Serverless architecture means per-database checks are harder.
We hit a few challenges early:
- In the past, we’ve used sp_MSforeachdb, but that doesn’t work in Azure SQL DB (and we wanted eventual compatibility with that, although not necessarily in v1)
- People have a crazy number of databases per server (think thousands)
- People who have a crazy number of databases also seem to have a crazy number of indexes per database (think thousands per database, times thousands of servers)
- And they also have a crazy amount of backup job executions (especially if they took my advice about backup frequency)

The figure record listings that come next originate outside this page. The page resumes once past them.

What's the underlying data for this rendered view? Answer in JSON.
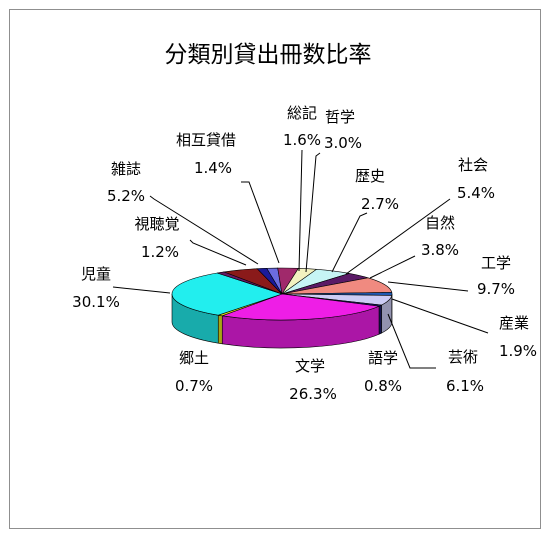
{
  "chart_data": {
    "type": "pie",
    "title": "分類別貸出冊数比率",
    "three_d": true,
    "legend": "none",
    "slices": [
      {
        "name": "総記",
        "percent_label": "1.6%",
        "value": 1.6,
        "color": "#6c6ce0"
      },
      {
        "name": "哲学",
        "percent_label": "3.0%",
        "value": 3.0,
        "color": "#a0296b"
      },
      {
        "name": "歴史",
        "percent_label": "2.7%",
        "value": 2.7,
        "color": "#f2f2c0"
      },
      {
        "name": "社会",
        "percent_label": "5.4%",
        "value": 5.4,
        "color": "#c6f5f5"
      },
      {
        "name": "自然",
        "percent_label": "3.8%",
        "value": 3.8,
        "color": "#5a1a66"
      },
      {
        "name": "工学",
        "percent_label": "9.7%",
        "value": 9.7,
        "color": "#f08a80"
      },
      {
        "name": "産業",
        "percent_label": "1.9%",
        "value": 1.9,
        "color": "#1f5bb4"
      },
      {
        "name": "芸術",
        "percent_label": "6.1%",
        "value": 6.1,
        "color": "#ccccf5"
      },
      {
        "name": "語学",
        "percent_label": "0.8%",
        "value": 0.8,
        "color": "#1c1c6e"
      },
      {
        "name": "文学",
        "percent_label": "26.3%",
        "value": 26.3,
        "color": "#ee1ee6"
      },
      {
        "name": "郷土",
        "percent_label": "0.7%",
        "value": 0.7,
        "color": "#e6e61e"
      },
      {
        "name": "児童",
        "percent_label": "30.1%",
        "value": 30.1,
        "color": "#22eeee"
      },
      {
        "name": "視聴覚",
        "percent_label": "1.2%",
        "value": 1.2,
        "color": "#661a66"
      },
      {
        "name": "雑誌",
        "percent_label": "5.2%",
        "value": 5.2,
        "color": "#8a1a1a"
      },
      {
        "name": "相互貸借",
        "percent_label": "1.4%",
        "value": 1.4,
        "color": "#1a1a9a"
      }
    ]
  }
}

Moving large files around in the cloud isn’t a big deal, but processing them is, especially with serverless. AWS Lambda functions have a 5-minute timeout, and we use Lambda functions for stuff like:
- Importing the client’s JSON data into the database – in the first version of the intake process, we were processing incoming files line-by-line – and hoowee, did that not work with the crazy-number scenarios. After hitting timeout walls, Richie later changed it to pull the whole JSON file into the database as a set, plus we held the index analysis back for a later version.
- Analyzing the data to build email content – just like your homegrown queries look at SQL Server’s DMVs to figure out what’s broken, we’re using Lambda functions to run database queries to look at your DMV data. It’s just that the data is now stored in a central database on our end. Imagine a database server that holds DMV data from lots of customers – we’re gonna run into performance issues as we gain clients, and retain more database history. If your homegrown query takes over 5 minutes to run, you’re the only one who cares – but if our AWS Lambda functions time out over 5 minutes, you won’t get your report, and I care about that.
Watching function runtimes and timeouts has probably been one of the more interesting challenges so far. We have a company Slack channel for SQL ConstantCare® where status updates go and we talk about what we’re doing about ’em. We laugh a lot in there. Also, swearing and gifs.
The whole mission and design of SQL ConstantCare® means these timeout errors are less of a concern – it’s a mentoring product, not a real time monitoring product, and users don’t expect to get an email instantly after their data is sent in. (Plus, data is sent in daily, but for now, analysis & mentoring emails only go out weekly.) The database size is less of a concern, too – during the initial Minimum Viable Product (MVP) phase of the project, we could even delete and redeploy the database from scratch whenever we want, and the product still worked fine.